Wholesale Power Cost

The cost VEC has to pay its power providers for generating and delivering electricity to its electric substations (Wholesale Power Cost) plus a possible fee based on fluctuations in generating cost (Power Cost Recovery Factor).

Wholesale Power Charge rate = $0.0826344 per kWh

Power Cost Recovery Factor (PCRF) rate = Variable

$82.63

($0.0826344 x 1,000 kWh)

+

VEC Residential Distribution Charge

The cost of delivering electricity to each member.

VEC Residential Distribution Charge = $0.015497 per kWh

$15.49

($0.015497 x 1,000 kWh)

+

Monthly Customer Charge

The monthly expense for each meter, including billing and payment processing.

Monthly Minimum charge = $28.00 per month

$28.00

Flat Fee

=

Total Charge

Total of wholesale power, VEC distribution charge, and monthly customer charge for the billing period.

$126.12

(based on 1,000 kWh usage)

About Your Meter

Ensuring our members are accurately billed for the energy they use is as important as providing safe, reliable electric service. Accurate bills start with the electric meter.

Meters measure how many kilowatt-hours, the unit of measurement for electricity, members use. VEC's meters are able to record energy use in hourly increments.VEC uses AMI (advanced metering infrastructure) meters, which are read automatically and remotely each day.
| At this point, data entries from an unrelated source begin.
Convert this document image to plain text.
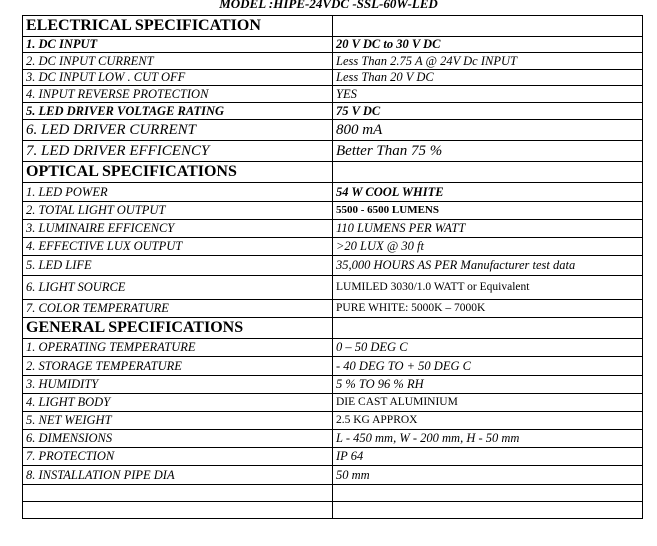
MODEL :HIPE-24VDC -SSL-60W-LED
ELECTRICAL SPECIFICATION	
1. DC INPUT	20 V DC to 30 V DC
2. DC INPUT CURRENT	Less Than 2.75 A @ 24V Dc INPUT
3. DC INPUT LOW . CUT OFF	Less Than 20 V DC
4. INPUT REVERSE PROTECTION	YES
5. LED DRIVER VOLTAGE RATING	75 V DC
6. LED DRIVER CURRENT	800 mA
7. LED DRIVER EFFICENCY	Better Than 75 %
OPTICAL SPECIFICATIONS	
1. LED POWER	54 W COOL WHITE
2. TOTAL LIGHT OUTPUT	5500 - 6500 LUMENS
3. LUMINAIRE EFFICENCY	110 LUMENS PER WATT
4. EFFECTIVE LUX OUTPUT	>20 LUX @ 30 ft
5. LED LIFE	35,000 HOURS AS PER Manufacturer test data
6. LIGHT SOURCE	LUMILED 3030/1.0 WATT or Equivalent
7. COLOR TEMPERATURE	PURE WHITE: 5000K – 7000K
GENERAL SPECIFICATIONS	
1. OPERATING TEMPERATURE	0 – 50 DEG C
2. STORAGE TEMPERATURE	- 40 DEG TO + 50 DEG C
3. HUMIDITY	5 % TO 96 % RH
4. LIGHT BODY	DIE CAST ALUMINIUM
5. NET WEIGHT	2.5 KG APPROX
6. DIMENSIONS	L - 450 mm, W - 200 mm, H - 50 mm
7. PROTECTION	IP 64
8. INSTALLATION PIPE DIA	50 mm
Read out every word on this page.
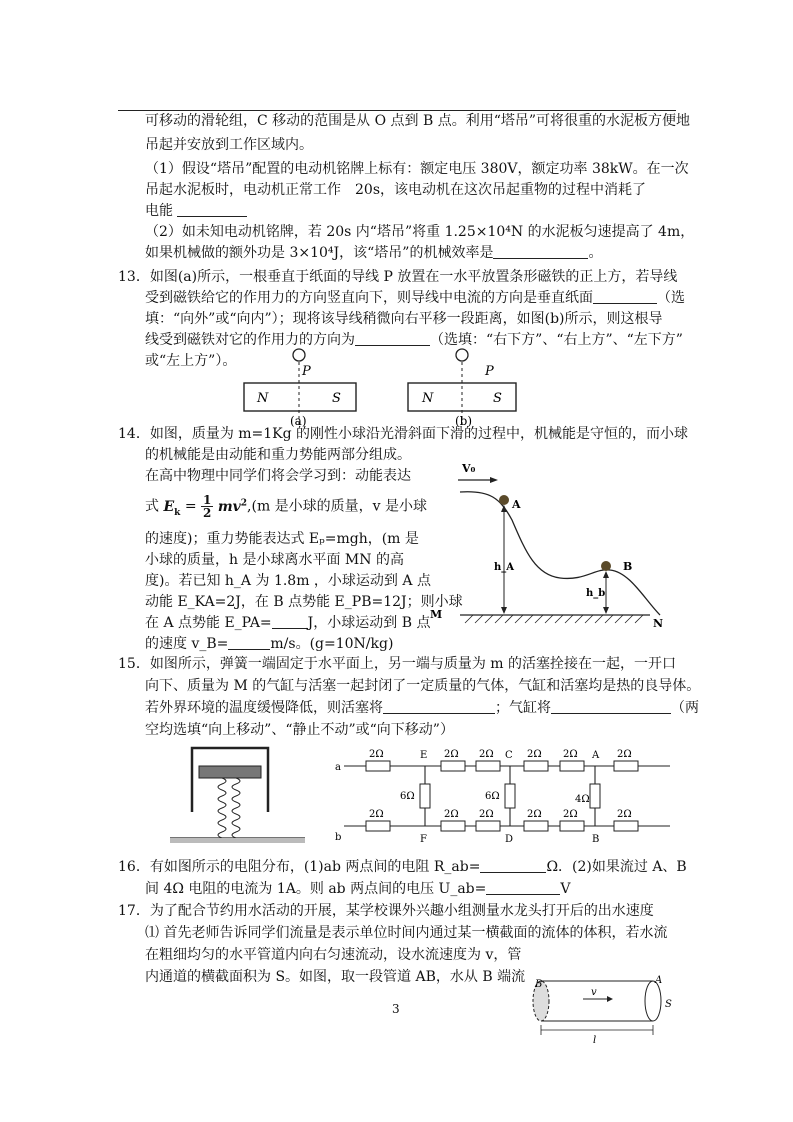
可移动的滑轮组，C 移动的范围是从 O 点到 B 点。利用“塔吊”可将很重的水泥板方便地
吊起并安放到工作区域内。
（1）假设“塔吊”配置的电动机铭牌上标有：额定电压 380V，额定功率 38kW。在一次
吊起水泥板时，电动机正常工作　20s，该电动机在这次吊起重物的过程中消耗了
电能
（2）如未知电动机铭牌，若 20s 内“塔吊”将重 1.25×10⁴N 的水泥板匀速提高了 4m，
如果机械做的额外功是 3×10⁴J，该“塔吊”的机械效率是	。
13．如图(a)所示，一根垂直于纸面的导线 P 放置在一水平放置条形磁铁的正上方，若导线
受到磁铁给它的作用力的方向竖直向下，则导线中电流的方向是垂直纸面	（选
填：“向外”或“向内”）；现将该导线稍微向右平移一段距离，如图(b)所示，则这根导
线受到磁铁对它的作用力的方向为	（选填：“右下方”、“右上方”、“左下方”
或“左上方”）。
P	P
N	S	N	S
(a)	(b)
14．如图，质量为 m=1Kg 的刚性小球沿光滑斜面下滑的过程中，机械能是守恒的，而小球
的机械能是由动能和重力势能两部分组成。
在高中物理中同学们将会学习到：动能表达
式 $E_k = \frac{1}{2} mv^2,(m$ 是小球的质量，v 是小球
的速度)；重力势能表达式 Eₚ=mgh，(m 是
小球的质量，h 是小球离水平面 MN 的高
度)。若已知 h_A 为 1.8m ，小球运动到 A 点
动能 E_KA=2J，在 B 点势能 E_PB=12J；则小球
在 A 点势能 E_PA=	J，小球运动到 B 点
的速度 v_B=	m/s。(g=10N/kg)
V₀
A
B
h_A
h_b
M
N
15．如图所示，弹簧一端固定于水平面上，另一端与质量为 m 的活塞拴接在一起，一开口
向下、质量为 M 的气缸与活塞一起封闭了一定质量的气体，气缸和活塞均是热的良导体。
若外界环境的温度缓慢降低，则活塞将	；气缸将	（两
空均选填“向上移动”、“静止不动”或“向下移动”）
2Ω	2Ω 2Ω	2Ω 2Ω	2Ω
2Ω	2Ω 2Ω	2Ω 2Ω	2Ω
6Ω	6Ω	4Ω
a
b
E	C	A
F	D	B
16．有如图所示的电阻分布，(1)ab 两点间的电阻 R_ab=	Ω．(2)如果流过 A、B
间 4Ω 电阻的电流为 1A。则 ab 两点间的电压 U_ab=	V
17．为了配合节约用水活动的开展，某学校课外兴趣小组测量水龙头打开后的出水速度
⑴ 首先老师告诉同学们流量是表示单位时间内通过某一横截面的流体的体积，若水流
在粗细均匀的水平管道内向右匀速流动，设水流速度为 v，管
内通道的横截面积为 S。如图，取一段管道 AB，水从 B 端流
v
B	A
S
l
3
The meter readings then flow into VEC's meter data management system that processes them, then sends them to our website, where our members can access their account information 24 hours a day, 365 days a year via our powerMINDER. The data also goes to our billing system, which generates each members’ bill on a monthly basis.

Power Cost Recovery Factor (PCRF)

What is PCRF?

VEC is a distribution cooperative, which means it purchases power wholesale from another entity, then distributes that power to its members. VEC buys the bulk of its power from the South Texas Electric Cooperative (STEC). The PCRF is the part of your electric bill that directly reflects the fluctuating cost of generating power.

Whenever you see the PCRF charge go up or down, it means VEC is modifying it in order to purchase the power needed to provide electricity to all of its members.

How does it affect my bill?

Part of VEC's rate is used to recover a set amount of its power cost or electric generation. As the cost of purchasing power rises above that set amount, VEC adjusts the PCRF in order to recover the additional cost. So, our rate doesn't change — the PCRF does.

It's much like the cost of your car — your monthly car payment stays the same, but as gasoline prices at the pump change, so do the costs to use your car.

The main advantage of having a PCRF that's responsive to fuel prices is that whenever fuel costs fall, VEC members aren't stuck with a higher PCRF because it falls, too.

When does the rate change?

Investor-owned utilities can only adjust their rates for fuel cost fluctuations twice a year, and only with the approval of the Texas Public Utility Commission.

As a member-owned electric cooperative governed by an elected Board of Directors and not regulated by the Public Utility Commission, VEC can modify the PCRF whenever the need arises in response to fuel prices. VEC definitely isn't alone in dealing with increased fuel costs; almost every electric company across the country faces the same issue. Demand for energy grows annually.